The Church of England has more than doubled its investment in hedge funds over the last two years, but a spokesperson said the church never puts money into the notorious industry without "rigorous ethical criteria."
With a nearly $8.7 billion portfolio amounting to about 10 percent of its capital, the church has become one of the U.K.'s largest investors in hedge funds, Financial Times reported Friday in the run-up to a General Synod meeting scheduled for Monday.
Investing ethically has been a contentious issue at the meetings of the church's governing body.
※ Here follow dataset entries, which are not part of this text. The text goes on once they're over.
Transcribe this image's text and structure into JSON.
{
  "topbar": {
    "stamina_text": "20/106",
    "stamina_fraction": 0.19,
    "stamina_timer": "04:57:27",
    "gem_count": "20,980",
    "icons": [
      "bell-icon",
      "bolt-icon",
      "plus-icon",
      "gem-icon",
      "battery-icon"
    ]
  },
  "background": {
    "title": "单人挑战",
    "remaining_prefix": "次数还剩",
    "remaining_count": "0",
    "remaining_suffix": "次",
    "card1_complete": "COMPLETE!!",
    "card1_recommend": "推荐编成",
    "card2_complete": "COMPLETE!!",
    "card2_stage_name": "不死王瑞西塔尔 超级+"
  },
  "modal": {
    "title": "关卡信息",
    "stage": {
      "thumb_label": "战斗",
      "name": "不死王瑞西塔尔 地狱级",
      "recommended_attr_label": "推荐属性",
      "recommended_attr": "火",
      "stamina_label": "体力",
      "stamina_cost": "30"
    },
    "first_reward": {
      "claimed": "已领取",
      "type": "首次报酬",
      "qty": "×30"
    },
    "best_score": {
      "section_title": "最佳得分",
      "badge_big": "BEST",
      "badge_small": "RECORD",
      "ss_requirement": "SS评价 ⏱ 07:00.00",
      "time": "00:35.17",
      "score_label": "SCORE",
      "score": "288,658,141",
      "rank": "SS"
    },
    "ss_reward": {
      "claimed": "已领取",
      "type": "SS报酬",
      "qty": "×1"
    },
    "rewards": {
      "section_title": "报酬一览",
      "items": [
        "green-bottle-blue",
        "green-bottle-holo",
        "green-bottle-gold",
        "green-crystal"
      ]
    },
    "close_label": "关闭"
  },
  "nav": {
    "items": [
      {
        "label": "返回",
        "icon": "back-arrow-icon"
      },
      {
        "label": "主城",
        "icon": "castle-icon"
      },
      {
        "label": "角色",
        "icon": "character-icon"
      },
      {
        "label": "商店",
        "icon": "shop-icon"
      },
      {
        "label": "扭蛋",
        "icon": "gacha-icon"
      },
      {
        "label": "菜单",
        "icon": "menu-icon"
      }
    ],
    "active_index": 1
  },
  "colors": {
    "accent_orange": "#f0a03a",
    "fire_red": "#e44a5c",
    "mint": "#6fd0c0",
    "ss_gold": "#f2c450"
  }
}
However, a spokesperson told the business newspaper that hedge funds are "carefully selected" after rigorous ethical considerations.
It's an industry that pays unmatched packages to its traders and is known for its lack of transparency. But the church needs to access a range of asset classes and that means buying investment management skills from the market, the unnamed spokesperson said. The church, he added, would only pay high fees if the manager's investment skills merit them.
The church maintains that it does not invest in any fund that can cause commodity prices to go up or down or lead to fluctuations in currency markets.
A hedge fund can undertake a wider range of investment and trading activities than other funds. It is open for investment only from particular types of investors, typically institutions, specified by regulators. The church's commissioners who manage the portfolio include Archbishop of Canterbury Rowan Williams and Archbishop of York John Sentamu.
Hedge funds helped the church to recover from a financial crisis in 2008 when it suffered losses of about $1.5 billion. The church endowment gained over 15 percent in value in 2009 and 2010.
The spokesperson admitted that many of the beneficiaries of the hedge funds were wealthy individuals, but adding that many of them were generous philanthropists. "If we're asked as a Church about the responsibilities of wealth, our answer is: 'Be generous with the wealth you have been blessed with.'"
Because hedge funds are not sold to the public, the funds as well as their managers are normally less regulated than other funds and their managers. The commissioners of the Church of England reportedly lobbied the European Union in 2009 when a tighter regulation of hedge funds was planned.